Opinion ID: 795247
Heading Depth: 3
Heading Rank: 3

Heading: Disposition of the Appeal

Text: 66 A complaint should not be dismissed for failure to state a claim unless it appears beyond doubt that the plaintiff can prove no set of facts in support of his claim which would entitle him to relief. Todd v. Exxon Corp., 275 F.3d 191, 197-98 (2d Cir.2001) (internal quotation marks and citation omitted). Because we are confined to the allegations contained in Drake's complaint, the precise contours of [his] theory of recovery have not yet been defined. Lohr, 518 U.S. at 495, 116 S.Ct. 2240. For those claims for which preemption cannot be easily determined from the pleadings, Abdu-Brisson v. Delta Airlines, Inc., 128 F.3d 77, 84 (2d Cir. 1997), our standard of review requires us to affirm the district court's decision to deny the defendants-appellants' motion to dismiss, with the understanding that the claims may ultimately prove to be preempted at a later stage of the litigation. 67 At present, none of Drake's five surviving state-law causes of action—negligence, tortious interference with economic relations, misrepresentation, negligent infliction of emotional distress, and conspiracy—appears to be foreclosed in its entirety.

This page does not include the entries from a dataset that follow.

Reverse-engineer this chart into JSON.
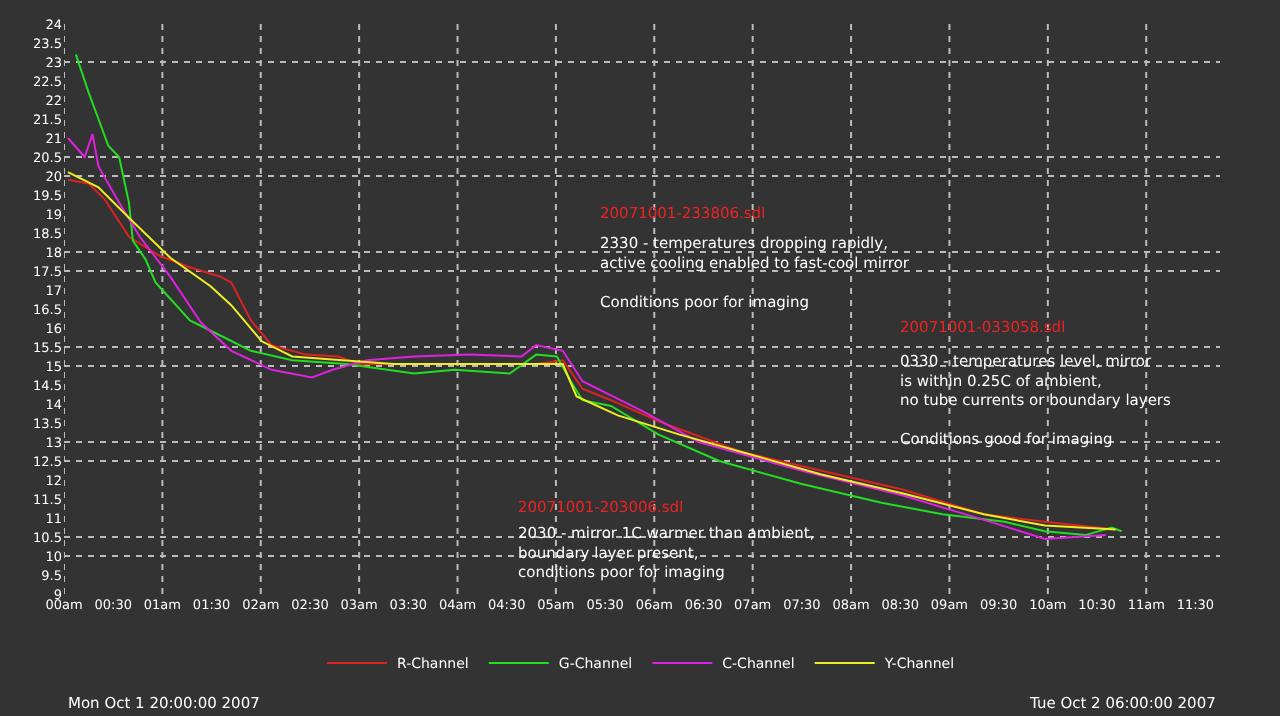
{
  "chart_data": {
    "type": "line",
    "xlim": [
      0,
      11.75
    ],
    "xticks": [
      {
        "value": 0,
        "label": "00am"
      },
      {
        "value": 0.5,
        "label": "00:30"
      },
      {
        "value": 1,
        "label": "01am"
      },
      {
        "value": 1.5,
        "label": "01:30"
      },
      {
        "value": 2,
        "label": "02am"
      },
      {
        "value": 2.5,
        "label": "02:30"
      },
      {
        "value": 3,
        "label": "03am"
      },
      {
        "value": 3.5,
        "label": "03:30"
      },
      {
        "value": 4,
        "label": "04am"
      },
      {
        "value": 4.5,
        "label": "04:30"
      },
      {
        "value": 5,
        "label": "05am"
      },
      {
        "value": 5.5,
        "label": "05:30"
      },
      {
        "value": 6,
        "label": "06am"
      },
      {
        "value": 6.5,
        "label": "06:30"
      },
      {
        "value": 7,
        "label": "07am"
      },
      {
        "value": 7.5,
        "label": "07:30"
      },
      {
        "value": 8,
        "label": "08am"
      },
      {
        "value": 8.5,
        "label": "08:30"
      },
      {
        "value": 9,
        "label": "09am"
      },
      {
        "value": 9.5,
        "label": "09:30"
      },
      {
        "value": 10,
        "label": "10am"
      },
      {
        "value": 10.5,
        "label": "10:30"
      },
      {
        "value": 11,
        "label": "11am"
      },
      {
        "value": 11.5,
        "label": "11:30"
      }
    ],
    "ylim": [
      9,
      24
    ],
    "yticks": [
      9,
      9.5,
      10,
      10.5,
      11,
      11.5,
      12,
      12.5,
      13,
      13.5,
      14,
      14.5,
      15,
      15.5,
      16,
      16.5,
      17,
      17.5,
      18,
      18.5,
      19,
      19.5,
      20,
      20.5,
      21,
      21.5,
      22,
      22.5,
      23,
      23.5,
      24
    ],
    "grid": "x",
    "legend": "bottom",
    "ref_lines": [
      {
        "axis": "y",
        "value": 23,
        "color": "#bbbbbb",
        "line_style": "dotted"
      },
      {
        "axis": "y",
        "value": 20.5,
        "color": "#bbbbbb",
        "line_style": "dotted"
      },
      {
        "axis": "y",
        "value": 20,
        "color": "#bbbbbb",
        "line_style": "dotted"
      },
      {
        "axis": "y",
        "value": 18,
        "color": "#bbbbbb",
        "line_style": "dotted"
      },
      {
        "axis": "y",
        "value": 17.5,
        "color": "#bbbbbb",
        "line_style": "dotted"
      },
      {
        "axis": "y",
        "value": 15.5,
        "color": "#bbbbbb",
        "line_style": "dotted"
      },
      {
        "axis": "y",
        "value": 15,
        "color": "#bbbbbb",
        "line_style": "dotted"
      },
      {
        "axis": "y",
        "value": 13,
        "color": "#bbbbbb",
        "line_style": "dotted"
      },
      {
        "axis": "y",
        "value": 12.5,
        "color": "#bbbbbb",
        "line_style": "dotted"
      },
      {
        "axis": "y",
        "value": 10.5,
        "color": "#bbbbbb",
        "line_style": "dotted"
      },
      {
        "axis": "y",
        "value": 10,
        "color": "#bbbbbb",
        "line_style": "dotted"
      }
    ],
    "series": [
      {
        "name": "R-Channel",
        "color": "#dd2222",
        "x": [
          0.04,
          0.25,
          0.41,
          0.66,
          0.97,
          1.28,
          1.59,
          1.7,
          1.9,
          2.11,
          2.46,
          2.79,
          3.0,
          3.29,
          4.8,
          5.07,
          5.27,
          5.56,
          6.04,
          6.87,
          7.69,
          8.52,
          9.35,
          9.97,
          10.69
        ],
        "values": [
          19.9,
          19.8,
          19.4,
          18.4,
          17.9,
          17.6,
          17.35,
          17.2,
          16.2,
          15.55,
          15.3,
          15.25,
          15.05,
          15.05,
          15.05,
          15.15,
          14.4,
          14.1,
          13.55,
          12.75,
          12.25,
          11.75,
          11.1,
          10.9,
          10.7
        ]
      },
      {
        "name": "G-Channel",
        "color": "#22dd22",
        "x": [
          0.12,
          0.25,
          0.35,
          0.45,
          0.56,
          0.66,
          0.7,
          0.83,
          0.93,
          1.28,
          1.63,
          1.9,
          2.32,
          2.87,
          3.56,
          3.97,
          4.53,
          4.8,
          5.01,
          5.15,
          5.27,
          5.56,
          6.04,
          6.66,
          7.49,
          8.31,
          8.93,
          9.56,
          9.97,
          10.38,
          10.65,
          10.75
        ],
        "values": [
          23.2,
          22.2,
          21.5,
          20.8,
          20.5,
          19.3,
          18.3,
          17.8,
          17.2,
          16.2,
          15.75,
          15.4,
          15.15,
          15.05,
          14.8,
          14.9,
          14.8,
          15.3,
          15.25,
          14.6,
          14.1,
          13.95,
          13.2,
          12.5,
          11.9,
          11.4,
          11.1,
          10.9,
          10.65,
          10.55,
          10.75,
          10.65
        ]
      },
      {
        "name": "C-Channel",
        "color": "#dd22dd",
        "x": [
          0.04,
          0.21,
          0.29,
          0.35,
          0.56,
          0.77,
          1.08,
          1.39,
          1.7,
          2.11,
          2.52,
          2.73,
          3.08,
          3.56,
          4.12,
          4.65,
          4.8,
          5.07,
          5.27,
          5.89,
          6.45,
          7.49,
          8.52,
          9.35,
          9.97,
          10.59
        ],
        "values": [
          21.0,
          20.5,
          21.1,
          20.25,
          19.3,
          18.4,
          17.35,
          16.15,
          15.4,
          14.9,
          14.7,
          14.9,
          15.15,
          15.25,
          15.3,
          15.25,
          15.55,
          15.4,
          14.6,
          13.8,
          13.0,
          12.25,
          11.6,
          10.95,
          10.45,
          10.55
        ]
      },
      {
        "name": "Y-Channel",
        "color": "#eeee22",
        "x": [
          0.04,
          0.35,
          0.66,
          1.08,
          1.49,
          1.7,
          2.01,
          2.32,
          2.83,
          3.35,
          4.8,
          5.07,
          5.21,
          5.63,
          6.25,
          6.87,
          7.69,
          8.52,
          9.35,
          9.97,
          10.69
        ],
        "values": [
          20.1,
          19.7,
          18.9,
          17.85,
          17.1,
          16.6,
          15.65,
          15.25,
          15.15,
          15.05,
          15.05,
          15.05,
          14.2,
          13.7,
          13.2,
          12.75,
          12.15,
          11.65,
          11.1,
          10.8,
          10.7
        ]
      }
    ],
    "annotations": [
      "20071001-233806.sdl",
      "2330 - temperatures dropping rapidly,\nactive cooling enabled to fast-cool mirror\n\nConditions poor for imaging",
      "20071001-033058.sdl",
      "0330 - temperatures level, mirror\nis within 0.25C of ambient,\nno tube currents or boundary layers\n\nConditions good for imaging",
      "20071001-203006.sdl",
      "2030 - mirror 1C warmer than ambient,\nboundary layer present,\nconditions poor for imaging",
      "Mon Oct 1 20:00:00 2007",
      "Tue Oct 2 06:00:00 2007"
    ]
  }
}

Each claim is based at least in part on the defendants-appellants' alleged violation of federal drug-testing regulations. As we have explained, state law may provide remedies for violations of federal standards so long as it does not impose substantive standards of its own in areas addressed by the federal regulations. On the other hand, certain subsidiary claims in Drake's complaint are incompatible with federal law to the extent that they seek to supplement the federal requirements with substantive state-law standards applicable to the same issue. And they are preempted insofar as they rely on state common-law procedures and protocols for drug testing. 68 Because, construing Drake's complaint liberally, none of his asserted state-law causes of action are based solely on preempted state law, the district court did not err in refusing to dismiss them at this time. On remand, however, and as the litigation proceeds, Drake will continue to be precluded from developing theories of recovery that are incompatible with the FAA's drug-testing program.